Un recueil de nouvelles liées entre elles par le lieu : la ville de Northampton en Grande-Bretagne, et classées chronologiquement de 4000 avant JC à 1995... Du destin d'un jeune retardé de l'âge de pierre jusqu'à celui de l'écrivain terminant son roman, c'est l'histoire baignée de magie et de fantastique de cette ville qui nous est racontée.

Mon opinion :

Je ne brille toujours pas par la nouveauté dans ces chroniques, puisque ce livre est sorti il y aura bientôt deux ans. Il traînait dans ma PAL, le voilà terminé et bien m'en a pris. Le programme était alléchant mais c'était peut-être l'écueil annoncé de la première nouvelle qui m'empêchait de le commencer : une cinquantaine de pages écrites à la manière d'un jeune retardé de l'âge de pierre, qui n'a aucune idée de la temporalité de la vie. Une gageure à écrire, à traduire, à lire. Mais finalement une histoire qui nous met bien dans le ton de la suite. Ambiance de mystère, de magie. Le feu, omniprésent tout au long de ce recueil qui ressemble à un roman. Les époques, variées. Le style, particulier pour chaque nouvelle. Un livre envoûtant, fascinant. Parfois complexe, opaque, souvent déroutant aussi, il faut bien le dire.
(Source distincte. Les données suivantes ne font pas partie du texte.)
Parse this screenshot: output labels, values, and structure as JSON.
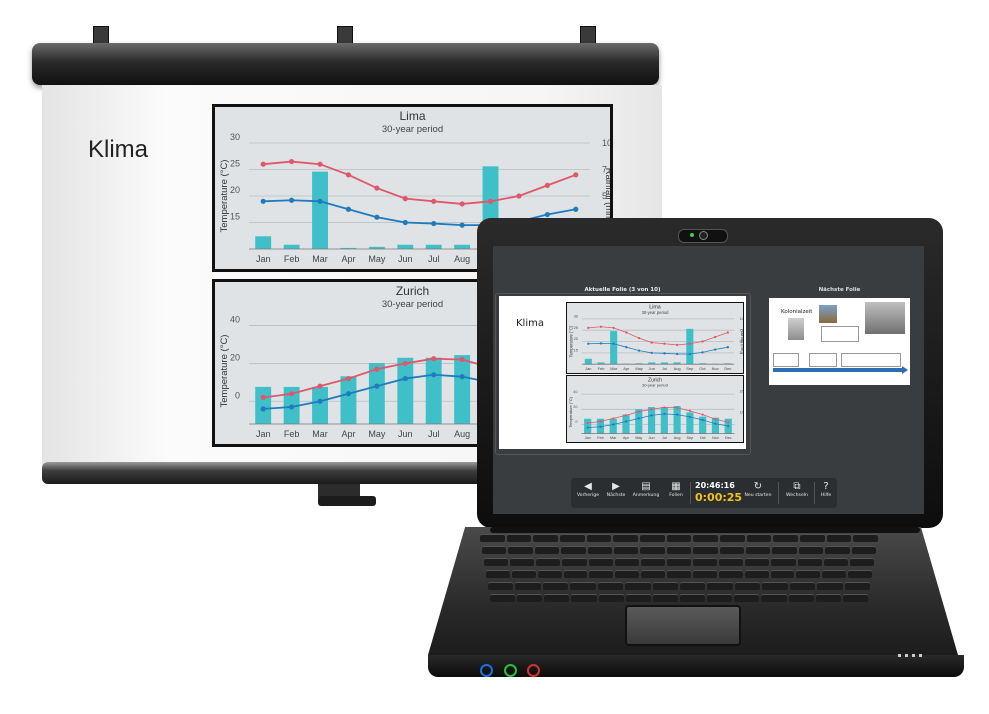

Je ne connaissais Alan Moore que de réputation : celle d'un auteur de comics culte, à l'identité bien trempée. Avec ce livre, on voit qu'il a une atmosphère bien à lui, qu'il sait rendre aussi en écrivant (même si ce n'est apparemment pas sa tasse de thé).
Donc une lecture essentielle en ce qui me concerne, même si difficile et exigeante.